Because you should know about me that I am not normally the kind of woman who buys a red dress. The clothes in my wardrobe are various shades of grey, navy, dark green, the odd splash of blue thrown in. A yellow cardigan is about as daring as I get in colour. When I go to a party the goal is blending in rather than standing out. I’ve become comfortable over the last few years with public speaking as my church gave me lots of opportunities to practise, but the thought of being the centre of attention is still more likely to make me feel flustered than favoured.

But the smile when I saw my reflection in the mirror came easily. I liked the joyful bright colour. It is cold and mostly grey in Luxembourg at the moment and this flash of colour brought memories of hot summers, meals on the terrace, long evenings with friends and glasses of wine.

So I bought it.

But old habits die hard. Last night Rasmus and I went out for a fancy meal and I planned to wear the red dress. But once it was on and we were preparing to walk out the door, the old fear of being noticed came flooding back. I must have asked him three or four times “Are you sure I look ok?” Yes. Was always his reply. You look great.

Red Dress

The restaurant was trendy and buzzing, hidden in a back street of a slightly downtrodden-looking neighbourhood. I sat at the bar, downlit with red and pink lights and sipped my raspberry cosmopolitan and looked around me. Nearly every other woman in the room was wearing black. And I felt suddenly very glad that I had found the courage to walk out our front door in a dress that shouted colour!

Because I need to welcome back colour in my life. I need less black and grey dresses that claim to flatter but make me look like everyone else. I need less worrying about fitting in and more courage to just be myself. I need less gloominess, less realism and resignation, and more confidence, more positivity, more carving my own path.

Brave is a red dress. And this year I’m wearing it.

Red Dress

Brave is my one little word for 2012. Sometimes I’ll be sharing my thoughts on it and how it is shaping me, with you all here.

Brave Openness

I have a little figurine that my mum gave me a few years ago, one of the willow tree ones that are so popular now. She’s one of their angel series, and her name is courage.

Her arms are open wide wide wide and her head is thrown back, face turned upward.

I love that this is how the artist chose to capture the spirit of courage. This is no defensive battle stance, fists raised in aggression, or arms folded in defiance. There is an openness in this position. A letting go. A freedom.

I’ve stood in this position a few times before. Often it has been at the top of a mountain, a hill, a cliff. Something about the wide open skies, the space before and around me requires me to spread my arms wide and throw back my head in celebration and awe to take it all in.
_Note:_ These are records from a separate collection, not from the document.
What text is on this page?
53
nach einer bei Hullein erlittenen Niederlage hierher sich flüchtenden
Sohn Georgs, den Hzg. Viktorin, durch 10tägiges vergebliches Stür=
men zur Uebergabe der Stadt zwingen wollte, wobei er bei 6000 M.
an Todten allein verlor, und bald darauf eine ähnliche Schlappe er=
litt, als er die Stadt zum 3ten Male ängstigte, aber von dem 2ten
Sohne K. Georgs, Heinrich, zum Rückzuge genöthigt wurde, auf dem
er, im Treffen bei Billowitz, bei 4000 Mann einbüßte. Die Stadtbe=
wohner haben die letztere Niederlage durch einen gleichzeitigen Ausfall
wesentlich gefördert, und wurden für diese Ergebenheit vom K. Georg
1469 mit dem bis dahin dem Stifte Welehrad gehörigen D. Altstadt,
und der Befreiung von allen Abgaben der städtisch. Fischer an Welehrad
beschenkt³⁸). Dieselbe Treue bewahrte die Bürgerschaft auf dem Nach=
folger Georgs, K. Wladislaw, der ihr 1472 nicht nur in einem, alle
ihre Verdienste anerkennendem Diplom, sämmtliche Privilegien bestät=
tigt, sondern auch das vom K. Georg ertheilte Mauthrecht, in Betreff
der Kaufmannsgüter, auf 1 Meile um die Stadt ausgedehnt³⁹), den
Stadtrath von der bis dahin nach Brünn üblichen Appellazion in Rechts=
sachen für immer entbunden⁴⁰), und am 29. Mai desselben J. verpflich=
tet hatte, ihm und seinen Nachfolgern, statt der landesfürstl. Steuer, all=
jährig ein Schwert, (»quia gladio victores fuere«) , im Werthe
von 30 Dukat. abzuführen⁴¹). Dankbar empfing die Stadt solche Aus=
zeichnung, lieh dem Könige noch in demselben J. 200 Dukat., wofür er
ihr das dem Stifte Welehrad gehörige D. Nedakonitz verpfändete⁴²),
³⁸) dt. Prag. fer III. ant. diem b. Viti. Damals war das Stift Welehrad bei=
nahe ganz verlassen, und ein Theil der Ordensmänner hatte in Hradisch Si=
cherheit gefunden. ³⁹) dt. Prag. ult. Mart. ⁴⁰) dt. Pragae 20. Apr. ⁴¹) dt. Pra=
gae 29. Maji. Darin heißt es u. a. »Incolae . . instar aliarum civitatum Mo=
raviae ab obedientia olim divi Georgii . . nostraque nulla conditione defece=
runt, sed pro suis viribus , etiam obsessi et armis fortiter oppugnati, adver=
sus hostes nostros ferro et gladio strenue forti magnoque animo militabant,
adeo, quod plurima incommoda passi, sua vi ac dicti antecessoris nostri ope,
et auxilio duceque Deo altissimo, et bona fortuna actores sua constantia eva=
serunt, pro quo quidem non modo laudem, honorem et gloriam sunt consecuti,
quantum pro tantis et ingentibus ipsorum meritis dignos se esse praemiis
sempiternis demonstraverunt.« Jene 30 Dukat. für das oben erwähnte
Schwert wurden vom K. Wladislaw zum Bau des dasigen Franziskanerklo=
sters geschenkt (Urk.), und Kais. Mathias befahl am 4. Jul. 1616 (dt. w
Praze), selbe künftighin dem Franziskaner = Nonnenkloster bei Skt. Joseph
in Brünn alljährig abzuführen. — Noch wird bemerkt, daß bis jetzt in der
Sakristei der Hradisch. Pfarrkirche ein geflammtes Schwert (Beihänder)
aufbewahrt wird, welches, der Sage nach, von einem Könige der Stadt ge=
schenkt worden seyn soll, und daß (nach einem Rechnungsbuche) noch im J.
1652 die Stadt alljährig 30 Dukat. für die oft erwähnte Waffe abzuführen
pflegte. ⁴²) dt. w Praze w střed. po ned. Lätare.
This is also the position you see bungee jumpers take sometimes as they launch themselves from bridges and cliffs. Now, I can’t see myself ever doing that, but I love that idea of stepping out, leaping out and feeling the thrill of falling head first into life, with its mix of joy and fear.

Maybe this is what it is to be brave, then: this openness to life, even when it is so big and overwhelming it awes us to silence; this stepping out, even if it means un unknown freefall into something or someplace new.